Bill Holter’s Commentary
Since it is all about credit, the only thing that matters is math!
A Corporate-Debt Reckoning Is Coming
April 3, 2020
Via 13D Global Strategy and Research,
The following article was originally published in “What I Learned This Week” on March 26, 2020. To learn more about 13D’s investment research, please visit their website.
Corporate debt is the timebomb everyone saw ticking, but no one was able to defuse. Ratings agencies warned about it: Moody’s, S&P. Central banks and international financial institutions did too: the Fed, the Bank of England, the Bank for International Settlements, the IMF. Financial luminaries expressed concern: Jamie Dimon, Seth Klarman, Jes Staley, Jeffrey Gundlach, Henry McVey. Even a presidential candidate brought the issue on the campaign trail: Elizabeth Warren.

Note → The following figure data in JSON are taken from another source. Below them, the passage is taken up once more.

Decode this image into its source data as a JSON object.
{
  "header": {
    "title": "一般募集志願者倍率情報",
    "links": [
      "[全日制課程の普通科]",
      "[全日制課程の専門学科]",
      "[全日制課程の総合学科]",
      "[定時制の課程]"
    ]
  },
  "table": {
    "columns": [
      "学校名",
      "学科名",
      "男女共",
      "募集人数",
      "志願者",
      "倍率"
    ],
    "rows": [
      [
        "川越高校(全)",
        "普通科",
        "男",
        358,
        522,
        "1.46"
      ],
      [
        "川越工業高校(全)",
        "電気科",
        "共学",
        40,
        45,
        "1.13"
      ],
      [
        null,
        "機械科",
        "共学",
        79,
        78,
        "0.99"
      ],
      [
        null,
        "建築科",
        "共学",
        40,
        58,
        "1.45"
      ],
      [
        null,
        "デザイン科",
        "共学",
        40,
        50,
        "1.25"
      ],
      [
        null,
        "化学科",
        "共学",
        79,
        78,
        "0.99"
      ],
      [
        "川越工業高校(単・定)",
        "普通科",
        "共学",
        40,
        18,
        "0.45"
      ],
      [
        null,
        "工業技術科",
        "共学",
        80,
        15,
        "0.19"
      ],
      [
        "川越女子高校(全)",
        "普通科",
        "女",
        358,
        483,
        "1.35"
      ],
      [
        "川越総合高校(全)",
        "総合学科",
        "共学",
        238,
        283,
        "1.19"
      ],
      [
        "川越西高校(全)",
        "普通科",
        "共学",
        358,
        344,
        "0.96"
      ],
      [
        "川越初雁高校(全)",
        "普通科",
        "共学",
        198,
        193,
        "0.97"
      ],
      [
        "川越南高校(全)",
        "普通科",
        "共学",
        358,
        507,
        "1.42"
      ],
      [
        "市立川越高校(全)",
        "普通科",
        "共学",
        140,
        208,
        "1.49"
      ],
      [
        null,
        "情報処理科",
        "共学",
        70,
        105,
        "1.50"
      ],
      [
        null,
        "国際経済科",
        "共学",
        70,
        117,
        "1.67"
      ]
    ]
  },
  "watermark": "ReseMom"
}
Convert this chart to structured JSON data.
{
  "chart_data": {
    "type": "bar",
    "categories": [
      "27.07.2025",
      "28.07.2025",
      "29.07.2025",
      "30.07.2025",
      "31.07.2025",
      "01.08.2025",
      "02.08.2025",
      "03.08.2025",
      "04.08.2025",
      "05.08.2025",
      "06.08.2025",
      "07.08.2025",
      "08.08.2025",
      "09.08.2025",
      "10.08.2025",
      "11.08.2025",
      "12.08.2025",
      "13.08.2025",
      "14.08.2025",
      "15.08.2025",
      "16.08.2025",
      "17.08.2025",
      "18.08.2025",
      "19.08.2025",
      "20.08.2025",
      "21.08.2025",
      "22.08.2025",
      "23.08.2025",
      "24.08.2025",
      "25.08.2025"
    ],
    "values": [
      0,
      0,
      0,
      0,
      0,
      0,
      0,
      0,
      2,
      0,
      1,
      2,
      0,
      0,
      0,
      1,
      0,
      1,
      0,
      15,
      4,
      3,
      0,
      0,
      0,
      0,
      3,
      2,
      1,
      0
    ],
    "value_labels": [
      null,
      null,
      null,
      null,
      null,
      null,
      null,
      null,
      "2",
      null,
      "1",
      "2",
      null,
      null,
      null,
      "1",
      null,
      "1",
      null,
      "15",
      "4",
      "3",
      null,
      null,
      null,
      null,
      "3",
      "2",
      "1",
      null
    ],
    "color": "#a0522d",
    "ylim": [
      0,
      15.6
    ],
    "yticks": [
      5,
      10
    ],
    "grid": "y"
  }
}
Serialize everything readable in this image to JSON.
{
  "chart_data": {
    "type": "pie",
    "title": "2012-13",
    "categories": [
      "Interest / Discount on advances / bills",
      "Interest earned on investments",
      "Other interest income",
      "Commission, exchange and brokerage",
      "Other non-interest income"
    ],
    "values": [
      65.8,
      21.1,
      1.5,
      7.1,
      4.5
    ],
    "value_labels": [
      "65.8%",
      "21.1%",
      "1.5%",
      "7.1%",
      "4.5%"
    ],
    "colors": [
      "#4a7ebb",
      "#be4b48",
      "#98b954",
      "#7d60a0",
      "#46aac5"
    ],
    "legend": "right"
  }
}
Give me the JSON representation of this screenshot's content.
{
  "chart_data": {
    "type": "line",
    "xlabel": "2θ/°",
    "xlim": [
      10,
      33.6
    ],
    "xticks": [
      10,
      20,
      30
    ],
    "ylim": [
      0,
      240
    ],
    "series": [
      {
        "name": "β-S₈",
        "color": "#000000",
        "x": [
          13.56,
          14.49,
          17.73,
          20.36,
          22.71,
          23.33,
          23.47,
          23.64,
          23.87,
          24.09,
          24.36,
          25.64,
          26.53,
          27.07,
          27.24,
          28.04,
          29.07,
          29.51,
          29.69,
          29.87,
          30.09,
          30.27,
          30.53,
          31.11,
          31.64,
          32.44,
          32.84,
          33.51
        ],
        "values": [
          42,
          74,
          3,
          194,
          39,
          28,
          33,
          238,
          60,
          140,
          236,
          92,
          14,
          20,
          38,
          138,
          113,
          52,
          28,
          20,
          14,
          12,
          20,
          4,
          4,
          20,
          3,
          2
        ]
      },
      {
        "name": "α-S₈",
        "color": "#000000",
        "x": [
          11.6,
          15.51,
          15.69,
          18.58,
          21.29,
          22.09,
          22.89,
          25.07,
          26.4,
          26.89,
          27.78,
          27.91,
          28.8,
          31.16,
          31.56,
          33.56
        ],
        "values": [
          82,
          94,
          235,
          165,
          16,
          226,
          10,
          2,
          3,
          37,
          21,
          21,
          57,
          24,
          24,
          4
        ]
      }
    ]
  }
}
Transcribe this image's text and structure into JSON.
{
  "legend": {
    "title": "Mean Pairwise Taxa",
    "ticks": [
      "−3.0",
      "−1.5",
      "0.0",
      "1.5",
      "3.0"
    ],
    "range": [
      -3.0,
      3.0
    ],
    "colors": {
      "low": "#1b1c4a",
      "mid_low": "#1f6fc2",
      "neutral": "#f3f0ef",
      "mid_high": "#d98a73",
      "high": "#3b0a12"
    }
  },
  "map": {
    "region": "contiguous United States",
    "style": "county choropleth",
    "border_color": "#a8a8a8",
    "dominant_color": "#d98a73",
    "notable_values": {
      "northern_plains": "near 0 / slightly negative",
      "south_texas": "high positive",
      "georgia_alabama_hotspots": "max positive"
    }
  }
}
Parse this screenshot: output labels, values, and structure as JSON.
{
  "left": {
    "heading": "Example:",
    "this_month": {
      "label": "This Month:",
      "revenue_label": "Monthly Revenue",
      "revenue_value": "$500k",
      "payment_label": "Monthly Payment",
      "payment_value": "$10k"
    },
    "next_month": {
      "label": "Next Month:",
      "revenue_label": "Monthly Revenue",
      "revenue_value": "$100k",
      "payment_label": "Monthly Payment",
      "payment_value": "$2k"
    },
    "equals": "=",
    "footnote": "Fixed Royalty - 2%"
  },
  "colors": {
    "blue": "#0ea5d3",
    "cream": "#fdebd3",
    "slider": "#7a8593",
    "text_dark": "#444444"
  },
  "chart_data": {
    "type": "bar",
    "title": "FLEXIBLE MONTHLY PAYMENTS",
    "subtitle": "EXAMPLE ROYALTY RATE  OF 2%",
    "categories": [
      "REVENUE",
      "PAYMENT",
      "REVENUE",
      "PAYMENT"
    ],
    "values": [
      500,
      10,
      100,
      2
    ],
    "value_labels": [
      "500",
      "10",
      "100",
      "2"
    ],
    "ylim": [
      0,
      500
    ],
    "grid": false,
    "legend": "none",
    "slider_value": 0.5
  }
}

Yet, as we’ve documented in these pages for more than two years, corporations have only piled on more debt as their balance sheet health has deteriorated.
Total U.S. non-financial corporate debt sits at just under $10 trillion, a record 47% of GDP. One in six U.S. companies is now a zombie, meaning their interest expenses exceed their earnings before interest and taxes. As of year-end 2019, the percentage of listed companies in the U.S. losing money over 12 months sat close to 40%. In the 12 months to November, non-financial S&P 500 cash balances had declined by 11%, the largest percentage decline since at least 1980.